13. D'autre part, aux termes du paragraphe 1 de l'article 3 de la convention internationale relative aux droits de l'enfant du 26 janvier 1990 : " Dans toutes les décisions qui concernent les enfants, qu'elles soient le fait des institutions publiques ou privées de protection sociale, des tribunaux, des autorités administratives ou des organes législatifs, l'intérêt supérieur de l'enfant doit être une considération primordiale ".

14. Les actes dits de " kafala adoulaire " ne concernent pas les orphelins ou les enfants de parents se trouvant dans l'incapacité d'exercer l'autorité parentale. Leurs effets sur le transfert de l'autorité parentale sont variables. Le juge se borne à homologuer les actes dressés devant notaire, dès lors, l'intérêt supérieur de l'enfant à vivre auprès de la personne à qui il a été confié par une telle " kafala " ne peut être présumé et doit être établi au cas par cas. Il appartient au juge administratif d'apprécier, au vu de l'ensemble des pièces du dossier, si le refus opposé à une demande de visa de long séjour pour le mineur est entaché d'une erreur d'appréciation au regard de l'exigence définie par les stipulations du premier paragraphe de l'article 3 de la convention internationale sur les droits de l'enfant.

15. Si les requérants se prévalent de l'état de santé de Mme E, mère de D C, le certificat médical établi par un spécialiste en neurochirurgie algérien n'est pas de nature à démontrer qu'elle serait empêchée de s'occuper de son fils, alors, en outre, qu'il n'est pas contesté que l'intéressé réside également avec son père, M. C. Les difficultés financières alléguées en vue de démontrer que ces derniers ne seraient pas en mesure de pourvoir à ses besoins ne sont, par ailleurs, établies par aucune pièce. Par suite, alors que le demandeur de visa réside avec ses parents, et compte tenu de l'absence de circonstances graves et avérées justifiant la séparation de l'enfant de son environnement familial, social et culturel, les requérants n'établissent pas qu'il serait dans l'intérêt supérieur de l'enfant de vivre auprès de sa sœur en France. Par ailleurs, alors qu'il n'est ni établi ni même allégué que la scolarisation de l'intéressé en France relèverait d'un programme d'échange d'élèves ou d'un projet éducatif mis en œuvre par un établissement d'enseignement au sens de la directive (UE) 2016/801, il ressort des pièces du dossier que l'intéressé justifie seulement de résultats corrects dans le collège algérien dans lequel il était inscrit et qu'il a de surcroît la possibilité de suivre à distance, les cours dans l'établissement français dans lequel il est inscrit.
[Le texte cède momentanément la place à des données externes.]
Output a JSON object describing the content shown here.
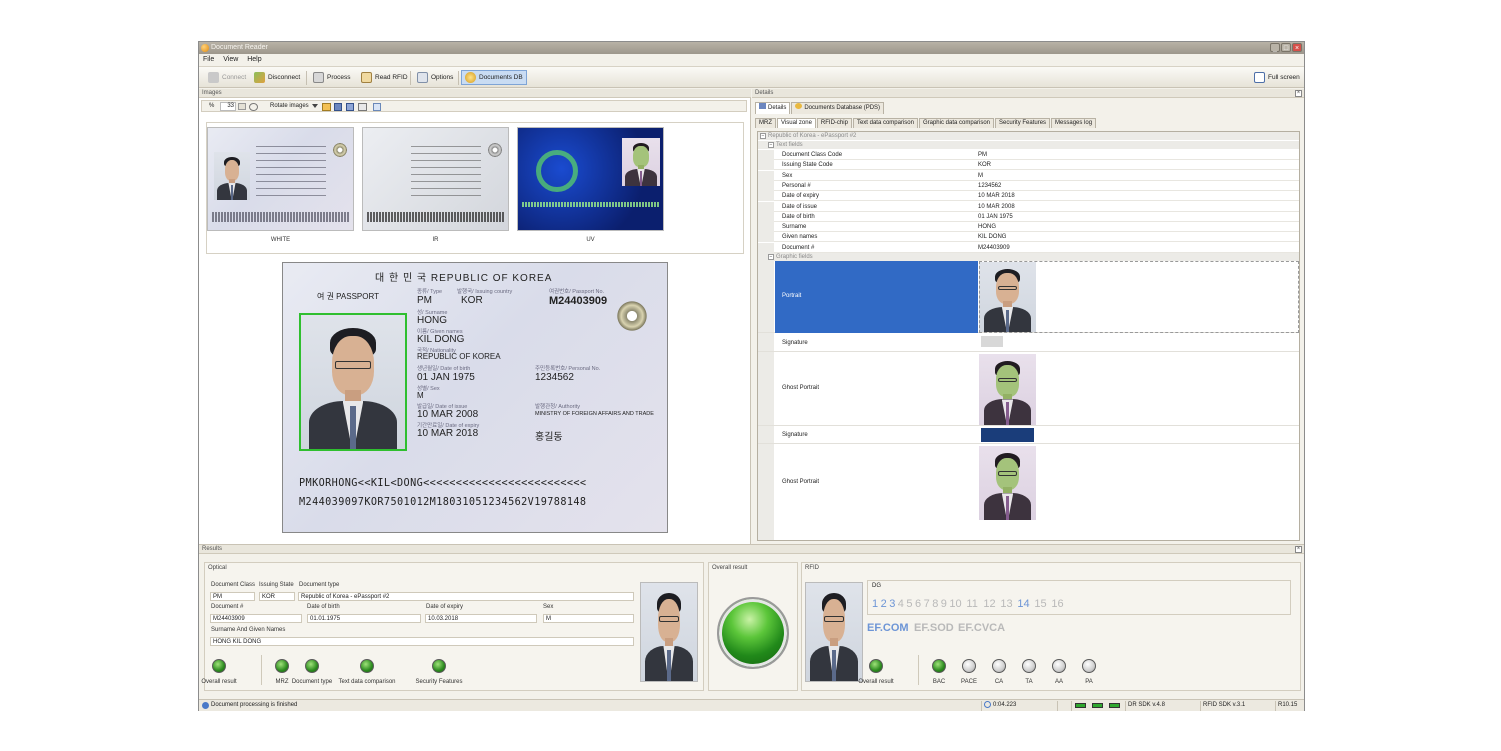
{
  "window": {
    "title": "Document Reader",
    "min_label": "_",
    "max_label": "□",
    "close_label": "×"
  },
  "menu": [
    "File",
    "View",
    "Help"
  ],
  "toolbar": {
    "connect": "Connect",
    "disconnect": "Disconnect",
    "process": "Process",
    "read_rfid": "Read RFID",
    "options": "Options",
    "documents_db": "Documents DB",
    "full_screen": "Full screen"
  },
  "images_panel": {
    "title": "Images",
    "zoom_symbol": "%",
    "zoom_value": "33",
    "rotate_label": "Rotate images",
    "thumbnails": [
      {
        "label": "WHITE"
      },
      {
        "label": "IR"
      },
      {
        "label": "UV"
      }
    ]
  },
  "passport": {
    "header": "대 한 민 국   REPUBLIC OF KOREA",
    "passport_word": "여 권  PASSPORT",
    "type_label": "종류/ Type",
    "country_label": "발행국/ Issuing country",
    "passport_no_label": "여권번호/ Passport No.",
    "type": "PM",
    "country": "KOR",
    "passport_no": "M24403909",
    "surname_label": "성/ Surname",
    "surname": "HONG",
    "given_label": "이름/ Given names",
    "given": "KIL DONG",
    "nationality_label": "국적/ Nationality",
    "nationality": "REPUBLIC OF KOREA",
    "dob_label": "생년월일/ Date of birth",
    "dob": "01 JAN 1975",
    "personal_label": "주민등록번호/ Personal No.",
    "personal_no": "1234562",
    "sex_label": "성별/ Sex",
    "sex": "M",
    "issue_label": "발급일/ Date of issue",
    "issue": "10 MAR 2008",
    "authority_label": "발행관청/ Authority",
    "authority": "MINISTRY OF FOREIGN AFFAIRS AND TRADE",
    "expiry_label": "기간만료일/ Date of expiry",
    "expiry": "10 MAR 2018",
    "korean_name": "홍길동",
    "mrz1": "PMKORHONG<<KIL<DONG<<<<<<<<<<<<<<<<<<<<<<<<<",
    "mrz2": "M244039097KOR7501012M1803105123456​2V19788148"
  },
  "details_panel": {
    "title": "Details",
    "top_tabs": [
      "Details",
      "Documents Database (PDS)"
    ],
    "tabs": [
      "MRZ",
      "Visual zone",
      "RFID-chip",
      "Text data comparison",
      "Graphic data comparison",
      "Security Features",
      "Messages log"
    ],
    "root": "Republic of Korea - ePassport #2",
    "text_fields_label": "Text fields",
    "text_fields": [
      {
        "label": "Document Class Code",
        "value": "PM"
      },
      {
        "label": "Issuing State Code",
        "value": "KOR"
      },
      {
        "label": "Sex",
        "value": "M"
      },
      {
        "label": "Personal #",
        "value": "1234562"
      },
      {
        "label": "Date of expiry",
        "value": "10 MAR 2018"
      },
      {
        "label": "Date of issue",
        "value": "10 MAR 2008"
      },
      {
        "label": "Date of birth",
        "value": "01 JAN 1975"
      },
      {
        "label": "Surname",
        "value": "HONG"
      },
      {
        "label": "Given names",
        "value": "KIL DONG"
      },
      {
        "label": "Document #",
        "value": "M24403909"
      }
    ],
    "graphic_fields_label": "Graphic fields",
    "graphic_fields": [
      "Portrait",
      "Signature",
      "Ghost Portrait",
      "Signature",
      "Ghost Portrait"
    ]
  },
  "results_panel": {
    "title": "Results",
    "optical": {
      "title": "Optical",
      "doc_class_label": "Document Class",
      "issuing_state_label": "Issuing State",
      "doc_type_label": "Document type",
      "doc_class": "PM",
      "issuing_state": "KOR",
      "doc_type": "Republic of Korea - ePassport #2",
      "doc_no_label": "Document #",
      "dob_label": "Date of birth",
      "expiry_label": "Date of expiry",
      "sex_label": "Sex",
      "doc_no": "M24403909",
      "dob": "01.01.1975",
      "expiry": "10.03.2018",
      "sex": "M",
      "name_label": "Surname And Given Names",
      "name": "HONG KIL DONG",
      "leds": [
        "Overall result",
        "MRZ",
        "Document type",
        "Text data comparison",
        "Security Features"
      ]
    },
    "overall": {
      "title": "Overall result"
    },
    "rfid": {
      "title": "RFID",
      "dg_label": "DG",
      "dg_numbers": [
        "1",
        "2",
        "3",
        "4",
        "5",
        "6",
        "7",
        "8",
        "9",
        "10",
        "11",
        "12",
        "13",
        "14",
        "15",
        "16"
      ],
      "ef": [
        "EF.COM",
        "EF.SOD",
        "EF.CVCA"
      ],
      "leds": [
        "Overall result",
        "BAC",
        "PACE",
        "CA",
        "TA",
        "AA",
        "PA"
      ]
    }
  },
  "status": {
    "message": "Document processing is finished",
    "time": "0:04.223",
    "dr_sdk": "DR SDK v.4.8",
    "rfid_sdk": "RFID SDK v.3.1",
    "rev": "R10.15"
  },
  "colors": {
    "accent_select": "#316ac5",
    "uv_bg": "#0f2d8a",
    "dg_active": "#6d95d6",
    "dg_inactive": "#b9b9b9",
    "led_green": "#2b8a1e"
  }
}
Les seules circonstances qu'il n'a pas pu être inscrit au lycée français d'Alger et qu'il envisage ultérieurement d'intégrer une école de commerce française ne sont pas de nature à justifier sa scolarisation en France. Dans ces conditions, il y a lieu de faire droit à la substitution de motifs demandée, laquelle ne prive les requérants d'aucune garantie.

16. Il résulte de tout ce qui précède que les conclusions à fin d'annulation présentées par M. C et Mme E doivent être rejetées ainsi que, par voie de conséquence, les conclusions à fin d'injonction et celles relatives aux frais d'instance.

D E C I D E :

Article 1er : La requête de M. C et Mme E est rejetée.

Article 2 : Le présent jugement sera notifié à M. F C, à Mme A E et au ministre de l'intérieur et des outre-mer.

Délibéré après l'audience du 27 mai 2024, à laquelle siégeaient :

Mme Le Barbier, présidente,

M. Tavernier, conseiller,

Mme Glize, conseillère,

Rendu public par mise à disposition au greffe le 17 juin 2024.

La rapporteure,

J. GLIZE

La présidente,

M. LE BARBIERLe greffier,

A. CORTET

La République mande et ordonne au ministre de l'intérieur et des outre-mer en ce qui le concerne ou à tous commissaires de justice à ce requis en ce qui concerne les voies de droit commun contre les parties privées, de pourvoir à l'exécution de la présente décision.